I have a major issue with anyone who pisses away ever penny they have been entrusted with by others (you, me and everyone else who has ever contributed a cent in tax to support our country and social order), and then expect the same others to dig even deeper to cover their arses when they fuck it up.

The Television licence

The television license fee was introduced as a way to fund the national broadcaster, RTE. Back in the day, a fair few people didn’t own a television, so they assumed it fair enough for people who owned one to contribute to the viewing, rather than pay for it out of the public finances thus charging people who didn’t have access to the national broadcaster an unfair fee. Fair enough.
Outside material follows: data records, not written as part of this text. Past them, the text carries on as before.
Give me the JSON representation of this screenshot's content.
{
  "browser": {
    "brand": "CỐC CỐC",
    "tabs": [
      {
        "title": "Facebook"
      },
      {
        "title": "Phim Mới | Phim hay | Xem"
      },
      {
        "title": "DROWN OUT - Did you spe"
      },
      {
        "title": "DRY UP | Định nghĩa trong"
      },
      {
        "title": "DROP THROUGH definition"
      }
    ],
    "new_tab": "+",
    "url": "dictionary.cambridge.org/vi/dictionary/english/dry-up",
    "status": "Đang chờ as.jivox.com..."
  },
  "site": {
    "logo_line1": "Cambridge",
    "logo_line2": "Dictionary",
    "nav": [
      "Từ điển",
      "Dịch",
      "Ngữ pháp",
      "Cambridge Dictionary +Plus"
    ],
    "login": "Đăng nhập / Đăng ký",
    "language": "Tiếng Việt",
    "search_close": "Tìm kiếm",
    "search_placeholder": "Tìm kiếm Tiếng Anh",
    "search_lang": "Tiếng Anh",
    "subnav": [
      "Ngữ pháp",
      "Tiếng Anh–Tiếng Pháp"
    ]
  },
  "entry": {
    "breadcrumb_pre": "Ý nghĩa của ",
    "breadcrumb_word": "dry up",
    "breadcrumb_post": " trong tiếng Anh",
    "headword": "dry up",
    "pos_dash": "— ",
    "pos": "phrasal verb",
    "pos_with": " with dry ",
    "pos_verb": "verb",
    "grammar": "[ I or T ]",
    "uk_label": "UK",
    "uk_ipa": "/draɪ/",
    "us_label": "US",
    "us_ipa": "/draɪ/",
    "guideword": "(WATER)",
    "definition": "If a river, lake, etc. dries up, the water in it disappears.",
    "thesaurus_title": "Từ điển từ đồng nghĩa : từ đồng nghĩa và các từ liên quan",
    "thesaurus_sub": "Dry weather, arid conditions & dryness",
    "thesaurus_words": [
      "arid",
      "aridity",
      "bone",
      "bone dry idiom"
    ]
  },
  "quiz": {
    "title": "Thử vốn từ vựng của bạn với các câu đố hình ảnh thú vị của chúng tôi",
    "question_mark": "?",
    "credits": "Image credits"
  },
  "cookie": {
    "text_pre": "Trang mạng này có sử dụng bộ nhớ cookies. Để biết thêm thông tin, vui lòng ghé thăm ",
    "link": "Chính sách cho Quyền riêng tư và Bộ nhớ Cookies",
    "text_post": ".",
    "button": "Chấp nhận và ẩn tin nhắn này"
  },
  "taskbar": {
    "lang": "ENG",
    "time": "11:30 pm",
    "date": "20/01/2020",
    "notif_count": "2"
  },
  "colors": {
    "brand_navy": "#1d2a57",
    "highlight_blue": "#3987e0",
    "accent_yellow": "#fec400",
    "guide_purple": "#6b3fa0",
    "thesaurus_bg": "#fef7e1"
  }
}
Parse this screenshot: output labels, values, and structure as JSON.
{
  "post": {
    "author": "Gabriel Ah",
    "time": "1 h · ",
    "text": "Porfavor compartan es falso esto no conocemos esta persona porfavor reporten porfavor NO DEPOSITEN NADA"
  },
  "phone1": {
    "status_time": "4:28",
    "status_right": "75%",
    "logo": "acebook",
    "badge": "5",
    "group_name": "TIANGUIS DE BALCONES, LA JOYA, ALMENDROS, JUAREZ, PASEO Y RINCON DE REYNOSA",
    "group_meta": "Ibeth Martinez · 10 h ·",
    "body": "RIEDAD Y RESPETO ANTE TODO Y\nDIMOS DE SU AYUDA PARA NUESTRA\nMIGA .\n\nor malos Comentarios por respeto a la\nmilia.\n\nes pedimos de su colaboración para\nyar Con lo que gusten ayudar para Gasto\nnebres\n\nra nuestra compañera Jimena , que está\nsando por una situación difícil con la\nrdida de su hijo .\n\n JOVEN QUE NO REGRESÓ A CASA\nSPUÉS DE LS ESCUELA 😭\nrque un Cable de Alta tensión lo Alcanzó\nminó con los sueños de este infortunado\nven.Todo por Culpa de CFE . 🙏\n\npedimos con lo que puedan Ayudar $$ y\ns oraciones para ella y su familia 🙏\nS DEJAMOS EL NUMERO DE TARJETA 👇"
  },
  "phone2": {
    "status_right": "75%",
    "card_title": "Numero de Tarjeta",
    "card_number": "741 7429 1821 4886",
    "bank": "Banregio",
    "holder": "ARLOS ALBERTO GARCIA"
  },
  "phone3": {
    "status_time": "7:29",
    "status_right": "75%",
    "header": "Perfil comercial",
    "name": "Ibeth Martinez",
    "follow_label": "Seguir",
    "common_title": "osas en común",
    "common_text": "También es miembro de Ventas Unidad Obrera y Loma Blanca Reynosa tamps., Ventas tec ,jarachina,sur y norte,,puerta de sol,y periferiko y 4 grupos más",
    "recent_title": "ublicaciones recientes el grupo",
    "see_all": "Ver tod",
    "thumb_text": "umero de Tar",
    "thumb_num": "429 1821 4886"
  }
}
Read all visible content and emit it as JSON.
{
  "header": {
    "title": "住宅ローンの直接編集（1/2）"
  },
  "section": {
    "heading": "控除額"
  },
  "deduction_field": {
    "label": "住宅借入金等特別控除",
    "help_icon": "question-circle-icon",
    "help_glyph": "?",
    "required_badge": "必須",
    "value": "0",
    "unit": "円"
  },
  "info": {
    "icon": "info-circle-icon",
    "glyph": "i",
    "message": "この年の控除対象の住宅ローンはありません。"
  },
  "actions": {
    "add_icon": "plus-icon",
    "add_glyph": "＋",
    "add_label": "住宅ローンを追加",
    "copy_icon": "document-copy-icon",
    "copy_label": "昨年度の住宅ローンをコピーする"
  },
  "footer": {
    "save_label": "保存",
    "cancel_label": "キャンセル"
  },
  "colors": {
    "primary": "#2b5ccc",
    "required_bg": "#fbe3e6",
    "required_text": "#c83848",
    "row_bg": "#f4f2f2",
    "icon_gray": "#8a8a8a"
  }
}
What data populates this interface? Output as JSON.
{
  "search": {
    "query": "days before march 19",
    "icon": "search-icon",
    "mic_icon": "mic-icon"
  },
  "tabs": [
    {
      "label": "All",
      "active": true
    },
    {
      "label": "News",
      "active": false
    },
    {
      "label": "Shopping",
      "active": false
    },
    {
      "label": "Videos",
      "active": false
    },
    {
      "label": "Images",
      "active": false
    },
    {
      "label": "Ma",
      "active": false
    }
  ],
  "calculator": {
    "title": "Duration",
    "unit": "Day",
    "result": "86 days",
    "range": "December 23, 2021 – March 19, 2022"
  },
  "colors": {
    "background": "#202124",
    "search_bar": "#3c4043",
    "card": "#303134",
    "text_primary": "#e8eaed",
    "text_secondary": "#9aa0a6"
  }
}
I own a television, but I don’t have RTE. I have a satellite dish that picks up free to air Italian television so Mrs Orgasm can have access to some of her native culture. Personally, I don’t care much for television. I think its a distraction from more fulfilling (for me) pursuits as well as being a unidirectional method of disseminating important information regarding global and national affairs. Television has been the tool of choice of opinion manipulators over the last half a century, and I for one don’t trust the motives of news editors and social commentators who are depending on the powers they are supposed to be casting a critical eye over for their funding. Look at the grovelling RTE did after they dared to run a report about someone else who took the piss out of our glorious leader HRH Brian Cowen. But that’s just me. All this notwithstanding, I don’t see why I should contribute to an organisation that supply me with nothing. I’m paying the price of my admission ticket regardless of having no interest in or method of viewing the show. I don’t see why.

So there you have it. There is also the question of people who vote “No Opinion” in sky news text polls, the issue of how I broke my surfboard and the tall tale of how I may be singularly resposible for two very nice Canadian people running away scared out of Ireland. But they are other stories, for other days.

Up Munster.

Down? How About a Kick in the Nads!

27 04 2009

As if we didn’t have enough problems. Scumbags running the day to day affairs of our towns a cities, scumbags in suits taking money from our wages to keep them rich, inept and corrupt officials using Joe Public as a piggy bank, more people loosing their jobs than you can shake a stick at, people coming out of hospitals sicker than when they went in with hunger and poverty being all the rage these days.

Now to top it all off we have an impending global flu pandemic.


Like we really need another way in which the government can be useless. Mary Harney has been doing her best to dismantle the health service for the last few years, preferring to spend money on shafting BUPA so Sean Quinn (who incidentally doesn’t seem to be subject to “Risk Equalisation”) could diversify out of Anglo.

A few years back they issued us all with iodine pills in case of a nuclear attack. Remember that? Just vaporised by a lunatic Muslim? No bother! Here’s an iodine pill for you. That’ll sort you right out. Now I can see them cancelling mass or something equally vapid and useless for the sake of being seen to be doing something without actually having done anything at all to save lives that might in any way cost them any money, the bastards.

I’m actually half looking forward to seeing how much of a balls they make out of handling this, should it reach here. This country has become a parody of itself. Thick Mick just blew his first pay cheque and now he cant afford to go to the doctor. You know, it would probably be hilarious if it wasn’t so fucking infuriating.